Pour le meilleur et pour le pire
Ces deux décisions ont fait couler beaucoup d’encre. Le 2 septembre, alors la décision finale du SFT n’est pas encore connue, une pétition de la Global Coalition for Tech Justice appelait à l’instauration "de nouvelles règles de transparence et de responsabilité pour les grandes entreprises technologiques, partout où elles offrent des services et influencent notre capacité à jouir de la démocratie et des droits de l'homme". Les (nombreux) signataires, associations et personnes physiques, s’inquiètent de ce que l’absence de responsabilité de ces géants de la tech favorise la désinformation, les discours de haine ou encore le harcèlement, particulièrement en cette année émaillée d’échéances électorales de premier plan.

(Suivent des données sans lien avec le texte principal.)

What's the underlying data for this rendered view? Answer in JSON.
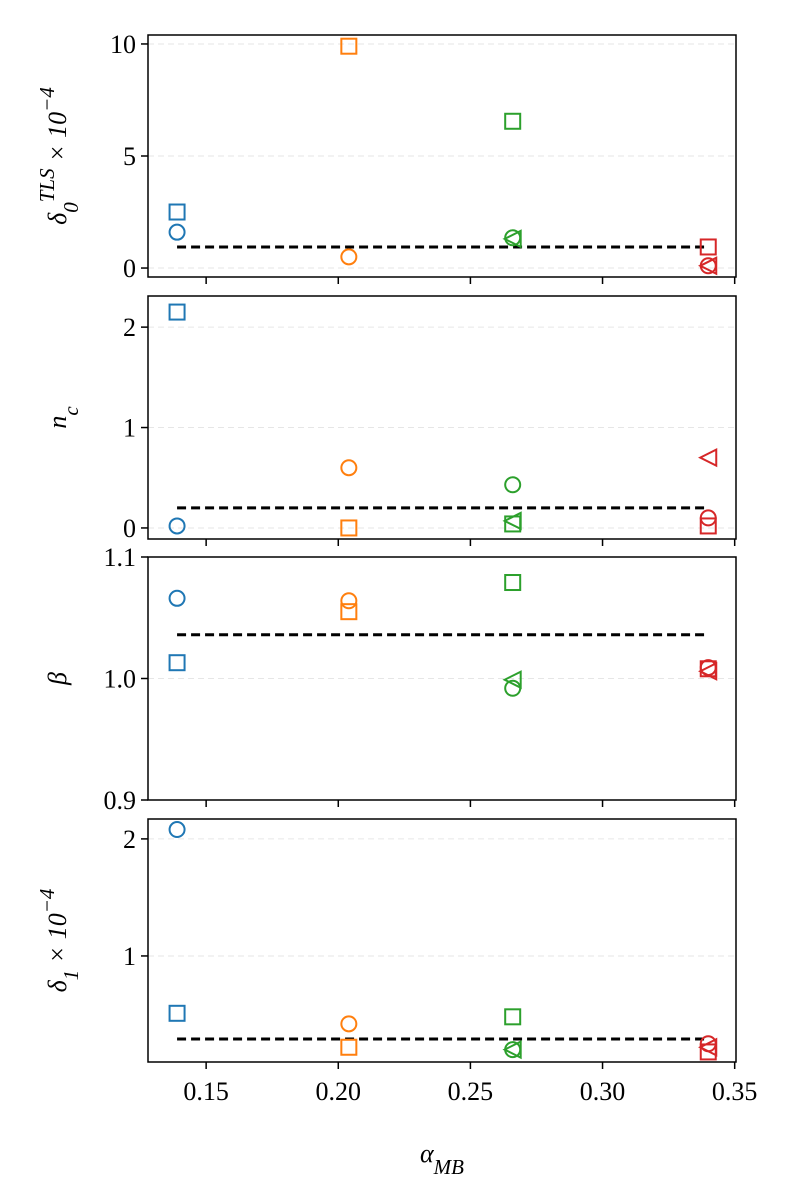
{
  "chart_data": [
    {
      "type": "scatter",
      "ylabel": [
        "δ",
        "0",
        "TLS",
        " × 10",
        "−4"
      ],
      "ylabel_style": [
        "",
        "sub",
        "sup",
        "",
        "sup"
      ],
      "xlim": [
        0.128,
        0.3505
      ],
      "xticks": [
        0.15,
        0.2,
        0.25,
        0.3,
        0.35
      ],
      "ylim": [
        -0.4,
        10.4
      ],
      "yticks": [
        0,
        5,
        10
      ],
      "grid": true,
      "series": [
        {
          "marker": "square",
          "colors": [
            "#1f77b4",
            "#ff7f0e",
            "#2ca02c",
            "#d62728"
          ],
          "x": [
            0.139,
            0.204,
            0.266,
            0.34
          ],
          "values": [
            2.5,
            9.9,
            6.55,
            0.94
          ]
        },
        {
          "marker": "circle",
          "colors": [
            "#1f77b4",
            "#ff7f0e",
            "#2ca02c",
            "#d62728"
          ],
          "x": [
            0.139,
            0.204,
            0.266,
            0.34
          ],
          "values": [
            1.6,
            0.5,
            1.35,
            0.1
          ]
        },
        {
          "marker": "triangle",
          "colors": [
            "#2ca02c",
            "#d62728"
          ],
          "x": [
            0.266,
            0.34
          ],
          "values": [
            1.3,
            0.1
          ]
        }
      ],
      "reference": {
        "color": "#000000",
        "x": [
          0.139,
          0.34
        ],
        "values": [
          0.94,
          0.94
        ]
      }
    },
    {
      "type": "scatter",
      "ylabel": [
        "n",
        "c"
      ],
      "ylabel_style": [
        "",
        "sub"
      ],
      "xlim": [
        0.128,
        0.3505
      ],
      "xticks": [
        0.15,
        0.2,
        0.25,
        0.3,
        0.35
      ],
      "ylim": [
        -0.11,
        2.31
      ],
      "yticks": [
        0,
        1,
        2
      ],
      "grid": true,
      "series": [
        {
          "marker": "square",
          "colors": [
            "#1f77b4",
            "#ff7f0e",
            "#2ca02c",
            "#d62728"
          ],
          "x": [
            0.139,
            0.204,
            0.266,
            0.34
          ],
          "values": [
            2.15,
            0,
            0.04,
            0.02
          ]
        },
        {
          "marker": "circle",
          "colors": [
            "#1f77b4",
            "#ff7f0e",
            "#2ca02c",
            "#d62728"
          ],
          "x": [
            0.139,
            0.204,
            0.266,
            0.34
          ],
          "values": [
            0.02,
            0.6,
            0.43,
            0.1
          ]
        },
        {
          "marker": "triangle",
          "colors": [
            "#2ca02c",
            "#d62728"
          ],
          "x": [
            0.266,
            0.34
          ],
          "values": [
            0.07,
            0.7
          ]
        }
      ],
      "reference": {
        "color": "#000000",
        "x": [
          0.139,
          0.34
        ],
        "values": [
          0.2,
          0.2
        ]
      }
    },
    {
      "type": "scatter",
      "ylabel": [
        "β"
      ],
      "ylabel_style": [
        ""
      ],
      "xlim": [
        0.128,
        0.3505
      ],
      "xticks": [
        0.15,
        0.2,
        0.25,
        0.3,
        0.35
      ],
      "ylim": [
        0.9,
        1.1
      ],
      "yticks": [
        {
          "value": 0.9,
          "label": "0.9"
        },
        {
          "value": 1.0,
          "label": "1.0"
        },
        {
          "value": 1.1,
          "label": "1.1"
        }
      ],
      "grid": true,
      "series": [
        {
          "marker": "square",
          "colors": [
            "#1f77b4",
            "#ff7f0e",
            "#2ca02c",
            "#d62728"
          ],
          "x": [
            0.139,
            0.204,
            0.266,
            0.34
          ],
          "values": [
            1.013,
            1.055,
            1.079,
            1.008
          ]
        },
        {
          "marker": "circle",
          "colors": [
            "#1f77b4",
            "#ff7f0e",
            "#2ca02c",
            "#d62728"
          ],
          "x": [
            0.139,
            0.204,
            0.266,
            0.34
          ],
          "values": [
            1.066,
            1.064,
            0.992,
            1.009
          ]
        },
        {
          "marker": "triangle",
          "colors": [
            "#2ca02c",
            "#d62728"
          ],
          "x": [
            0.266,
            0.34
          ],
          "values": [
            0.999,
            1.006
          ]
        }
      ],
      "reference": {
        "color": "#000000",
        "x": [
          0.139,
          0.34
        ],
        "values": [
          1.036,
          1.036
        ]
      }
    },
    {
      "type": "scatter",
      "ylabel": [
        "δ",
        "1",
        " × 10",
        "−4"
      ],
      "ylabel_style": [
        "",
        "sub",
        "",
        "sup"
      ],
      "xlabel": [
        "α",
        "MB"
      ],
      "xlabel_style": [
        "",
        "sub"
      ],
      "xlim": [
        0.128,
        0.3505
      ],
      "xticks": [
        0.15,
        {
          "value": 0.2,
          "label": "0.20"
        },
        0.25,
        {
          "value": 0.3,
          "label": "0.30"
        },
        0.35
      ],
      "ylim": [
        0.094,
        2.17
      ],
      "yticks": [
        1,
        2
      ],
      "grid": true,
      "series": [
        {
          "marker": "square",
          "colors": [
            "#1f77b4",
            "#ff7f0e",
            "#2ca02c",
            "#d62728"
          ],
          "x": [
            0.139,
            0.204,
            0.266,
            0.34
          ],
          "values": [
            0.51,
            0.22,
            0.48,
            0.18
          ]
        },
        {
          "marker": "circle",
          "colors": [
            "#1f77b4",
            "#ff7f0e",
            "#2ca02c",
            "#d62728"
          ],
          "x": [
            0.139,
            0.204,
            0.266,
            0.34
          ],
          "values": [
            2.08,
            0.42,
            0.2,
            0.25
          ]
        },
        {
          "marker": "triangle",
          "colors": [
            "#2ca02c",
            "#d62728"
          ],
          "x": [
            0.266,
            0.34
          ],
          "values": [
            0.2,
            0.22
          ]
        }
      ],
      "reference": {
        "color": "#000000",
        "x": [
          0.139,
          0.34
        ],
        "values": [
          0.29,
          0.29
        ]
      }
    }
  ]
}
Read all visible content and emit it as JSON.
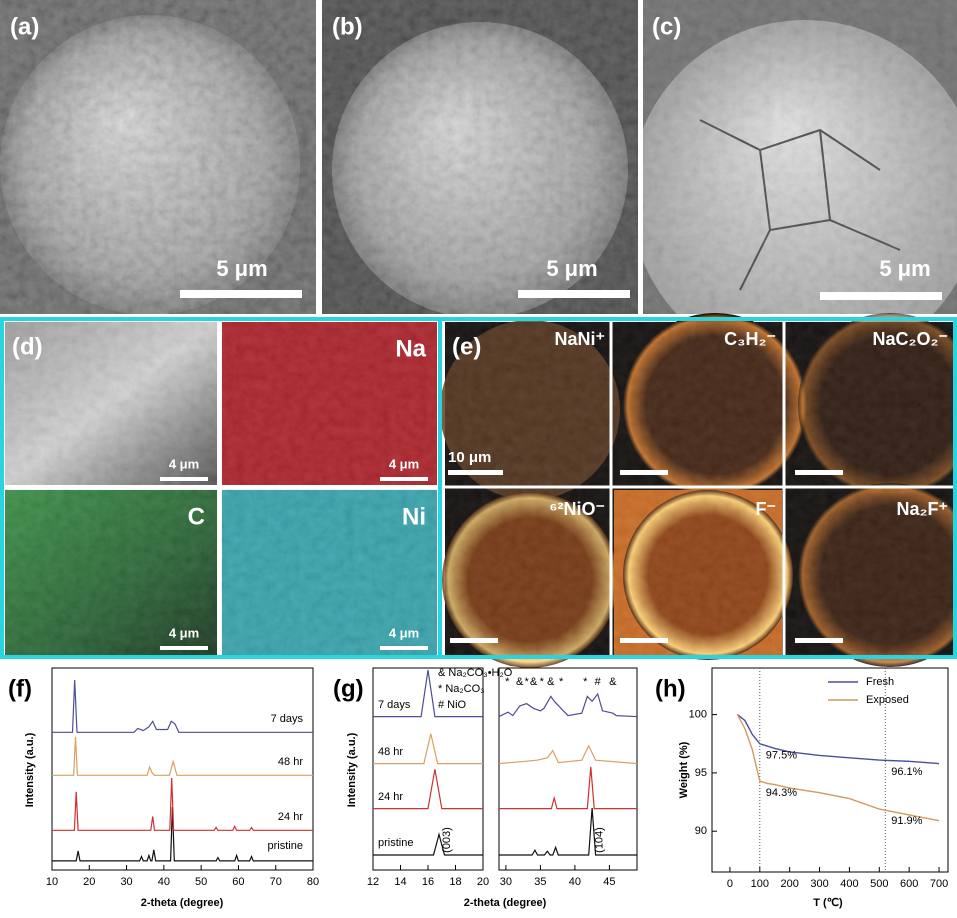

Dans une tribune publiée sur Le Monde, la sociologue Françoise Daucé remarque pour sa part que la création de Telegram visait originellement à offrir une plateforme d’échange sécurisée pour les opposants au régime russe (Alexei Navalny, Novaïa Gazeta, Dojd, Meduza). "C’est l’un des derniers lieux du pluralisme médiatique et politique pour les opposants bannis de l’espace public et, désormais, depuis l’agression massive de l’Ukraine, majoritairement contraints à l’exil", explique-t-elle. Sauf que le revers de la médaille est bien moins reluisant puisqu’on "y trouve les réseaux de vente de drogues, d’armes, de prostitution, ainsi que les sites conspirationnistes les plus divers". Encore faut-il pour accéder à ces réseaux et contenus être soi-même trafiquant puisqu’il n’existe pas sur Telegram de système de recommandation, poursuit la sociologue. Et de conclure : "Cela signifie que l’application est un support pour des pratiques malveillantes qui lui préexistaient et qui lui survivront probablement."
Action réaction
À noter que depuis sa mise en examen, Pavel Durov a annoncé que son application a supprimé, à la suite d’une demande des autorités, des contenus pédopornographiques en Corée du Sud, où Telegram fait l’objet d’une enquête, accusé "d’‘encourager’ la diffusion de tels contenus pornographiques truqués, utilisant notamment des images de mineurs", rapporte Le Monde. Au lendemain de la confirmation du blocage d’X au Brésil, Elon Musk a quant à lui indiqué sur le compte X de Starlink se conformer "à l’ordonnance de bloquer l’accès à X au Brésil". Le gel des avoirs financiers de Starlink au Brésil n’est peut-être pas étranger à ce revirement.